Just a quick thought for this morning but it’s something that I think will be super important as the newsletter continues to evolve.
In general, financial commentary is extremely good at telling you about things that have already happened. There are articles about which sectors are doing well, what stocks have gone up and down, what the economy is doing, how many jobs there are, and so on. That’s great and all but historical information is only so useful for the future.
For example, let’s say I write an article about how Bitcoin hit $50,000. Would that information be more useful if I wrote it today or if I wrote it a year ago? The answer is obvious and, if that were possible, we would all be rich.
The future is notoriously difficult to predict and has a way of making almost all predictions wrong, so a lot of financial commentary tends to only give the illusion of talking about it by pinning their commentary to recent stuff. I do that a lot myself. Things like, “oh unemployment claims were down this week and have been trending down for a few months and, given some speculative other metrics, may continue to trend down.” I could be totally wrong though! It’s all just a guess - even if it’s informed.
Because the future has a way of making a fool out of all of us, predictions are usually vague. That way, when the future does happen, it’s harder to call out the vague predictions for being wrong.
The thing is though, there are a lot of useful tools we can use to paint plausible scenarios for the future that could be really informative. And, if we keep our ego in check and recognize that we will inevitably be wrong, these scenario forecasts can still help guide our decision making in the present toward better outcomes.

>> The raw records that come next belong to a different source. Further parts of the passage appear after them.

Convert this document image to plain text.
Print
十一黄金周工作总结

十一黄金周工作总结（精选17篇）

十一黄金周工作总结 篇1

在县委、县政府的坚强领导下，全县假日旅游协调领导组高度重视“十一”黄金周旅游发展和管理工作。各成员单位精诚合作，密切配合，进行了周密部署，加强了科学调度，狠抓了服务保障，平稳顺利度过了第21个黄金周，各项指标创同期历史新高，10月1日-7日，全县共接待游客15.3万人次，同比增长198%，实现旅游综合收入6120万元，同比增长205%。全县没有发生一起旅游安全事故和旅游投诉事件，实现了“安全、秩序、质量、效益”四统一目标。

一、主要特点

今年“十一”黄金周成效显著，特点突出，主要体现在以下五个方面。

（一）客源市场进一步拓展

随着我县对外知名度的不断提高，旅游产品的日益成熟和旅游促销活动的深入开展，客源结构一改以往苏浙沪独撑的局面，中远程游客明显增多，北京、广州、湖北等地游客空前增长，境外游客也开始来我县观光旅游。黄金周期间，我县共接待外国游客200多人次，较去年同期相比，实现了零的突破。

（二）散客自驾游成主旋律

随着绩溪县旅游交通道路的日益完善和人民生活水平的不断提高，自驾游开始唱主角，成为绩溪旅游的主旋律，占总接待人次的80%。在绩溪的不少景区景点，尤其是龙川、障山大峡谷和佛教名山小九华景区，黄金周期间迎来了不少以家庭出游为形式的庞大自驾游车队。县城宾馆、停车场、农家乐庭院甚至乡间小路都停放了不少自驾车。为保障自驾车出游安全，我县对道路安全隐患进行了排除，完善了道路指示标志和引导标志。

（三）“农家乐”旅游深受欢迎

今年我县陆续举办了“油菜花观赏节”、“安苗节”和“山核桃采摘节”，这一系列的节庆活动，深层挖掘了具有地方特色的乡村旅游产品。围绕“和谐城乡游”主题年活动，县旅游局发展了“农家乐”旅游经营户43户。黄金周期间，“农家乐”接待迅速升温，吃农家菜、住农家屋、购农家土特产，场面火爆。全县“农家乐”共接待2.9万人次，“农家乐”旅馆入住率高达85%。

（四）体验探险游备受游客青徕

So, be on the lookout for more forward-looking metrics. I think having more tangible numbers will be, at the minimum, much more interesting than vague language about what might or might not happen going forward.
Hi Luke! Scenarios is a good idea especially if one can judge their plausibility correctly. One thing, good financial commentary does (again like you said it is an info about something that already happened but informative nonetheless) is letting you know if a future expectation is already priced in the markets or not.
For exemple, Brexit happening the way it happened was already priced in European markets before it actually happened and without any surprise developments the markets didn't get effected as much at the beginning of the year when Brits finally exit the EU (even though all customs struggles, delay and costs of the Brexit started hitting after that point). So I guess good financial commentary talks about the future scenarios and tells you which one of them is already priced in (if any).